Closed OkkeKlein closed 9 years ago
It does both. It checks the Last-Modified date in the HTTP header before downloading the document. If the doc has changed or if no Last-Modified was present, it downloads it and at a later point, will performs a content checksum.
I am using a lot of titles and other meta data from referrers. If those change, the link that is being referred to is not redownloaded, because it's Last-Modified didn't change. A checksum (MD5) built from multiple tag values would change that.
I am marking this issue as a feature request for this: being able to specify multiple fields at once for checksum creation.
In the meantime you can accomplish the same behavior by relying on the document checkummer, after merging the fields you want yourself. An example:
<crawler id="MyCrawler">
...
<importer>
<postParseHandlers>
<tagger class="com.norconex.importer.handler.tagger.impl.CopyTagger">
<copy fromField="Last-Modified" toField="combinedValues" overwrite="false" />
<copy fromField="AnotherField" toField="combinedValues" overwrite="false" />
</tagger>
<tagger class="com.norconex.importer.handler.tagger.impl.ForceSingleValueTagger">
<singleValue field="combinedValues" />
</tagger>
</postParseHandlers>
</importer>
<documentChecksummer class="com.norconex.collector.core.checksum.impl.MD5DocumentChecksummer"

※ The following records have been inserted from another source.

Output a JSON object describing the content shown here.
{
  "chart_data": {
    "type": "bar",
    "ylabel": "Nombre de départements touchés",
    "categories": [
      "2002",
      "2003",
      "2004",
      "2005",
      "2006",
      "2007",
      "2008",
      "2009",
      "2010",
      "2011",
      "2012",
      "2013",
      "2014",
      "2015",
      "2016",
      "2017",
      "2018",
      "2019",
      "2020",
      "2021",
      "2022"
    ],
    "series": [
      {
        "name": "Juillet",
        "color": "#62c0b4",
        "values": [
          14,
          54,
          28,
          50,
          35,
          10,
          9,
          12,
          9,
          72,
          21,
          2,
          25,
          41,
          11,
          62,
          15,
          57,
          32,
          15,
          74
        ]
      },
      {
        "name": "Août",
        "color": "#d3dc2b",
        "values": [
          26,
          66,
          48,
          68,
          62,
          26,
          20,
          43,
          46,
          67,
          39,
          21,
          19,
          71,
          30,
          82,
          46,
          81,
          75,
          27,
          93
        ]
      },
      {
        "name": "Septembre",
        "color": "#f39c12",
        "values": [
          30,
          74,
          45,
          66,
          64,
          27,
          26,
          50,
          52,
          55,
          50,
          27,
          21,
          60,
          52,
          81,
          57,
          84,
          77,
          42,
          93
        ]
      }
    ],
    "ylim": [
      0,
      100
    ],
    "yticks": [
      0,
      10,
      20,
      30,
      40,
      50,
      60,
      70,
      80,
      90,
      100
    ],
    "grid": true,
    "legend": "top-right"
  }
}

sourceField="combinedValues" />
...
</crawler>
As an alternative, you can create your own Metadata Checksummer by extending AbstractMetadataChecksummer.
Nice solution.
Trying to recrawl, the starting URL is rejected because of not modified, which is fine, but all the other links in the MongoDB are not checked if they were modified. The crawler just ends.
Tested both with -start and -resume in http collector 2.1.0
Is this happening for you only with the Mongo implementation? Looks like a bug to me. Since this mongo issue is not related to your original question, can you respond by opening a new issue? Thanks.
Can not reproduce, so closing the issue.
Let's keep it open until the feature-request gets implemented (i.e. "specify multiple fields at once for checksum creation").
metadataChecksummer: There is now a new class for specifying multiple fields for a meta data checksum: GenericMetadataChecksummer.
documentChecksummer: MD5DocumentChecksummer was modified to accept multiple fields for a checksum.
Those are in the 2.2.0 official release.
Does the crawler only look at HttpMetadataChecksummer or also the documentChecksummer to decide whether to redownload pages?
A combination of content and modified date would give better indication whether redownload is needed in my use case.